Bypasses SSH to investigate explicit request stack traces, crashing node backtraces, or slow SQL queries happening inside the closed containers. Stream Dokku Application Docker stdout and stderr logs

04

list_apps

Determines exactly which Docker containers are orchestrated internally by Dokku Core scaling plugins. List self-hosted Git-push Apps deployed via Dokku

05

list_config

env` or `ENV` dictionary bound dynamically via the `dokku config` plugin. Used strictly to observe runtime inputs (SQL credentials, external REST API tokens, Node_ENV bindings) governing app execution. Extract internal Environment variables loaded into the App

06

ps_restart

Dokku tears down old running docker processes spanning the App UUID, allocating updated dynamic ports tied via standard proxies (Nginx), ensuring zero downtime deploys if multiple replicas are alive. Bounce the application container dynamically

07

ps_scale

Determines whether the "web" container spins zero replicas (suspension), or if "worker" background tasks spool up to 10 endpoints. Scale structural internal application containers

08

run_command

Boots a brand new isolated Docker container cloning the production image layers for a single execution cycle. Useful for running `rake db:migrate`, `npm run script` safely disconnected from web traffic. Launch a raw one-off command inside an ephemeral container

09

set_config

Triggers a mandatory rolling app deployment unless the `--no-restart` daemon flag applies natively to the process. Critical for updating expired API auth tokens. Inject Environment Variables into a running Dokku Application

10

unset_config

Immediately triggers the executing Docker cluster to orchestrate a rapid replacement cycle to strip out the revoked value. Removes stale credentials safely. Remove sensitive Environment Variables disrupting App config

Example Prompts for Dokku in LangChain

Ready-to-use prompts you can give your LangChain agent to start working with Dokku immediately.

01

"List all apps on my Dokku host"

02

"Scale the 'web' process of app 'api-server' to 3 replicas"

03

"Get the last 50 lines of logs for 'frontend-web'"

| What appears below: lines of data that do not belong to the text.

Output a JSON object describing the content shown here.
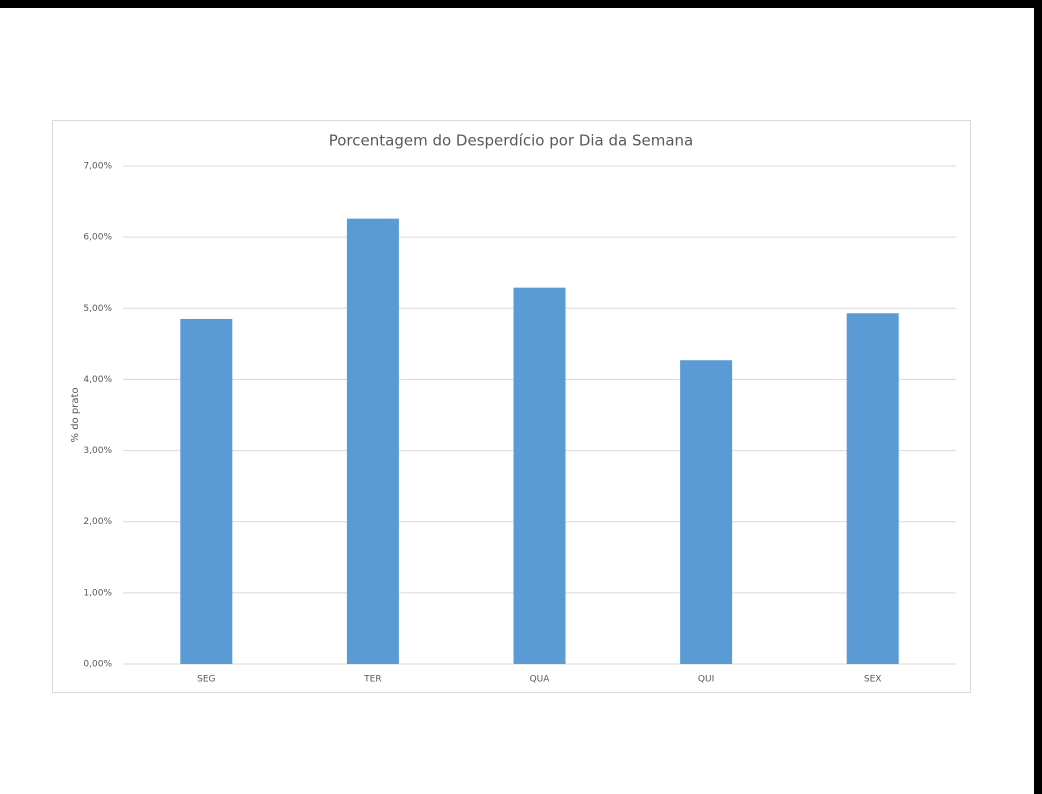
{
  "chart_data": {
    "type": "bar",
    "title": "Porcentagem do Desperdício por Dia da Semana",
    "y_label": "% do prato",
    "categories": [
      "SEG",
      "TER",
      "QUA",
      "QUI",
      "SEX"
    ],
    "values": [
      4.85,
      6.26,
      5.29,
      4.27,
      4.93
    ],
    "color": "#5b9bd5",
    "ylim": [
      0,
      7
    ],
    "yticks": [
      {
        "value": 0,
        "label": "0,00%"
      },
      {
        "value": 1,
        "label": "1,00%"
      },
      {
        "value": 2,
        "label": "2,00%"
      },
      {
        "value": 3,
        "label": "3,00%"
      },
      {
        "value": 4,
        "label": "4,00%"
      },
      {
        "value": 5,
        "label": "5,00%"
      },
      {
        "value": 6,
        "label": "6,00%"
      },
      {
        "value": 7,
        "label": "7,00%"
      }
    ],
    "grid": true
  }
}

Troubleshooting Dokku MCP Server with LangChain

Common issues when connecting Dokku to LangChain through the Vinkius, and how to resolve them.

01

MultiServerMCPClient not found

Install: pip install langchain-mcp-adapters

Dokku + LangChain FAQ

Common questions about integrating Dokku MCP Server with LangChain.

01

How does LangChain connect to MCP servers?

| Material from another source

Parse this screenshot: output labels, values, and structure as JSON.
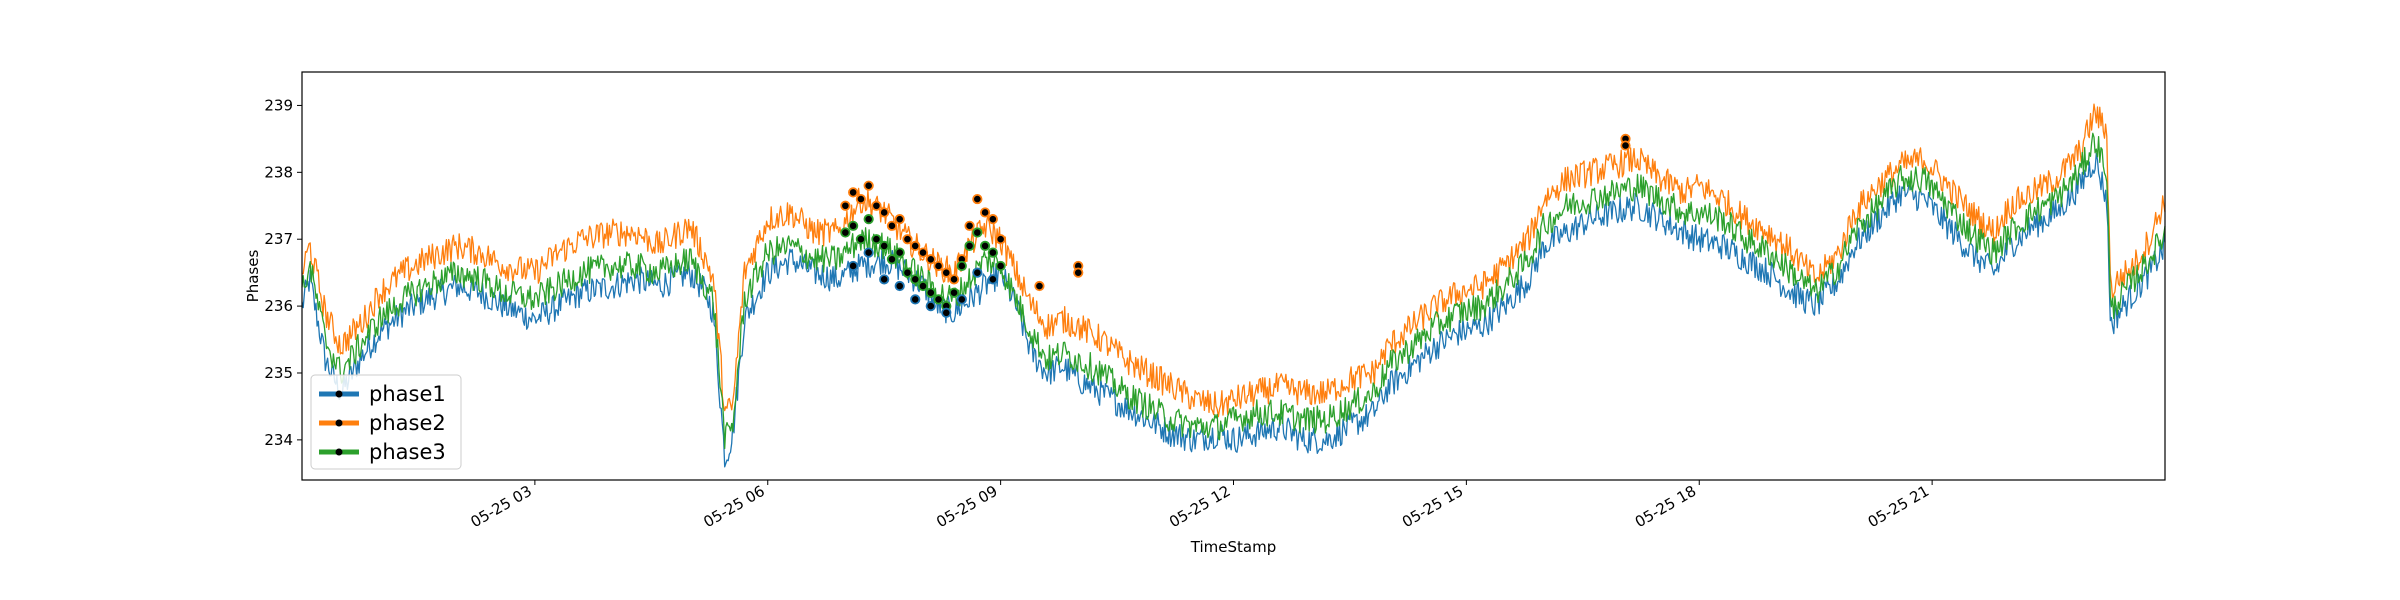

Use langchain-mcp-adapters to create an MCP client. LangChain discovers all tools and wraps them as native LangChain tools compatible with any agent type.
02

Which LangChain agent types work with MCP?

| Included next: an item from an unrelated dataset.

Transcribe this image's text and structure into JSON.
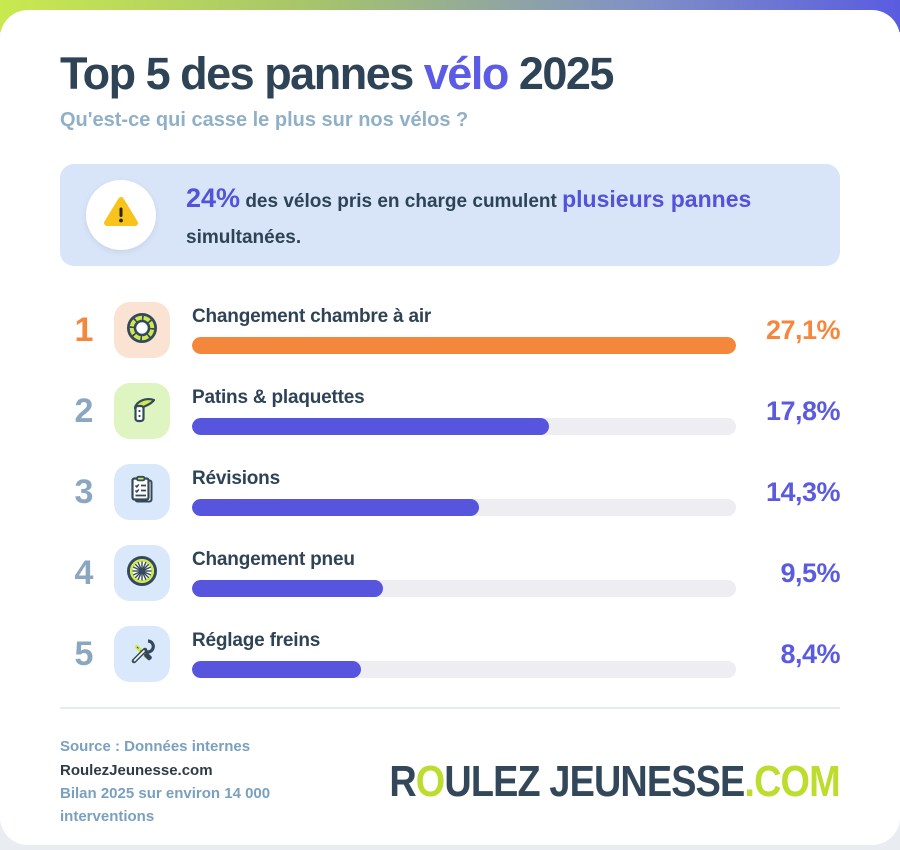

All agent types including ReAct, OpenAI Functions, and custom agents work with MCP tools. The tools appear as standard LangChain tools after the adapter wraps them.
03

Can I trace MCP tool calls in LangSmith?

Yes. All MCP tool invocations appear as traced steps in LangSmith, showing input parameters, response payloads, latency, and token usage.

Connect Dokku to LangChain

Get your token, paste the configuration, and start using 10 tools in under 2 minutes. No API key management needed.